Centum RE says its investments are secure

Centum Investment Company says the reduced profitability in its real estate subsidiary will not have a material impact on the group’s consolidated earnings in the year ended March.

Centum Real Estate Limited on Thursday issued a profit warning for the review period, anticipating its net income to fall by at least 25 per cent.

The property firm had made a net profit of Sh650.4 million in the prior year, indicating that it will record at most Sh488 million in the period whose results will be published in the next few weeks.

It is one of the major subsidiaries of the Nairobi Securities Exchange-listed firm (NSE) which will not issue a profit warning of its own.

Centum RE says its investments are secure

“It has not materially affected the consolidated financial results,” said James Mworia, Centum’s chief executive.

“Their issue was end-year revaluations which tend to come in from external valuers several weeks after year-end (March).”

The parent company made a net loss of Sh1.3 billion in the year ended March 2021.

Mr Mworia’s statement indicates that the investment firm’s other operations had a better performance, cushioning it from the weaker earnings in the real estate division.

The company has stakes in scores of private and public companies including Isuzu East Africa and Longhorn Publishers. It also owns Sidian Bank which it will soon sell to Nigeria’s Access Bank.

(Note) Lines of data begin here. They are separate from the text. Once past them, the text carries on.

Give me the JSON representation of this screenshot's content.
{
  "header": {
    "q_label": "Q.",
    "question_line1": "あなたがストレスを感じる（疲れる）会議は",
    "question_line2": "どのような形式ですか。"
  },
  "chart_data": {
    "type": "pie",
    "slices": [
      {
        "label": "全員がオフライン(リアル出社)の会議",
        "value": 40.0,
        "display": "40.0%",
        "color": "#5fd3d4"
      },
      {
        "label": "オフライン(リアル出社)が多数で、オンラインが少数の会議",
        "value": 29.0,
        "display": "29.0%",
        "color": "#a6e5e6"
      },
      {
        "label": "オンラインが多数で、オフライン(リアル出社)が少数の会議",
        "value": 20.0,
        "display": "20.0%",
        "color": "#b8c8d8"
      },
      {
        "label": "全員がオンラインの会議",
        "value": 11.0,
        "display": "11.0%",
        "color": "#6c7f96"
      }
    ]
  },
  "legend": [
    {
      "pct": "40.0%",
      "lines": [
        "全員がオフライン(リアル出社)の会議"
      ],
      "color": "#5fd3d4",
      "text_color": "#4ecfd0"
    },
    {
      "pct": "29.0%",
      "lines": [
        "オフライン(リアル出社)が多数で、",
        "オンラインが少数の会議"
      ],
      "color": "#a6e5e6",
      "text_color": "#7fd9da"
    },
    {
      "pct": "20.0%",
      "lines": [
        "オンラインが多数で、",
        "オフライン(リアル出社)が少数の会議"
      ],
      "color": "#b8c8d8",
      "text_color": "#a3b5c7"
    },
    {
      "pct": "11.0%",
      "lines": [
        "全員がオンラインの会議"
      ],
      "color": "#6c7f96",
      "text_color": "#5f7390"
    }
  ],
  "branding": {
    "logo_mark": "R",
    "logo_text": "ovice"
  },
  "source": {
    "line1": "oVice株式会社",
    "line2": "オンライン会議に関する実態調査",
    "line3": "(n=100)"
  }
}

The companies’ earnings took a hit in the wake of the Covid-19 pandemic and the attendant restrictions but are among those benefitting from the subsequent economic recovery and the receding health crisis.

Centum has invested heavily in defensive assets led by government bonds to counterbalance the risks it is taking elsewhere.

The company owns 100 percent of the real estate subsidiary whose core business is the sale of investment property and residential units. It has projects in Nairobi, Vipingo, and Entebbe.

The subsidiary said the reduced profitability is due to a new assessment of the value of its assets which resulted in a reduction in unrealised gains.

Companies are required by law to issue profit warnings at least 24 hours before they publish full-year results, which show that their earnings have dropped by a quarter or more compared to the prior year.